Come November 2018 and former Michigan state representative Rashida Tlaib will become the first Muslim woman to be elected to the Congress. She won the Democratic primary for a US House seat on Tuesday, August 7, after narrowly defeating Brenda Jones, Detroit's City council president.
Tlaib will run unopposed in November succeeding longtime representative John Conyers, who stepped down in December citing health issues. The 89-year-old's resignation came amid sexual harassment allegations against him.
After the results were in her favour early August 8 morning, Tlaib spoke to her supporters and said that one doesn't need to change who they are to contest an election. "I want people across the country to know that you don't need to sell out," the New York Times quoted her as saying. "You don't have to change who you are to run for office – and that is what this country is about."
Who is Rashida Tlaib?
- Born on July 24, 1976, Rashida Harbi Tlaib is the eldest of 14 children.
- Her parents are known to be Palestinian immigrants in Detroit, Michigan.
- Her father, born in Jerusalem, formerly worked with the Ford Motor Company and her mother is from a place near Ramallah, a city near the West Bank.
- Tlaib completed her education from the Harms, Bennett Elementary and Phoenix Academy. She then graduated from the Wayne State University in 1998 and Thomas Cooley Law School in 2004.
- She began her political career in 2004 with an internship to state representative Steve Tobocman.
- Tobocman then encouraged the politician and attorney to run for the seat he was vacating.
- Tlaib is also the first Muslim woman to serve in the Michigan Legislature and the second Muslim woman to be elected to any state legislature in the US.
- After leaving the state legislature, she worked at Sugar Law Center, a Detroit non-profit that provides free legal representation for workers.
- She has been married to Fayez Tlaib since 1998
- She is a mother to two sons – Adam and Yousif
While Tlaib is known in the political circuit for her work, she also made headlines in 2016 for shouting at Donald Trump at a Cobo Centre luncheon and asking him to return a Purple Heart as he hadn't earned the medal.
A Purple Heart is awarded to those wounded or killed in any action against an enemy of the United States.
After being ejected from the venue, she said that Trump did not love anyone but himself. "He doesn't love Detroit. He doesn't love no one who isn't Donald Trump," the Detroit Free Press quoted her as saying. She went on to explain that she was protesting Trump attitude and mentality in regard to immigrants and Muslims.

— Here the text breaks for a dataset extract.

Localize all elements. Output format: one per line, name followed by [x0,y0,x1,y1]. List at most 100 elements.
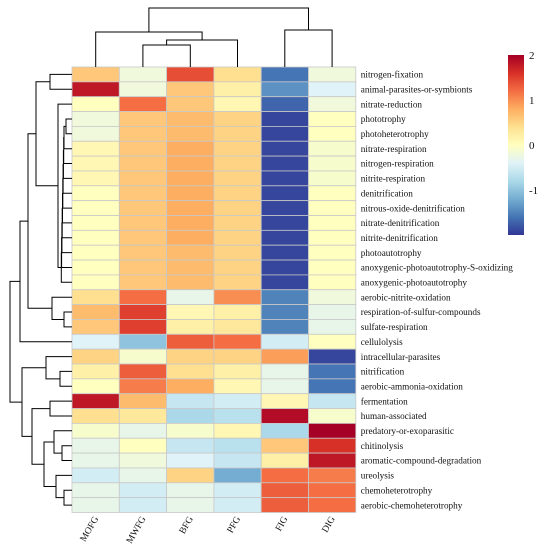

After her victory in the August 7 primary, she challenged Trump and said: "'I don't know if he's ready for me," reported the Associated Press.
Tlaib also promised to stand up for her supporters and assured them that she would fight racism. "I will uplift you in so many ways," she said, adding: "Not only through service but fighting back, against every single oppressive, racist structure that needs to be dismantled, because you deserve better than what we have today in our country."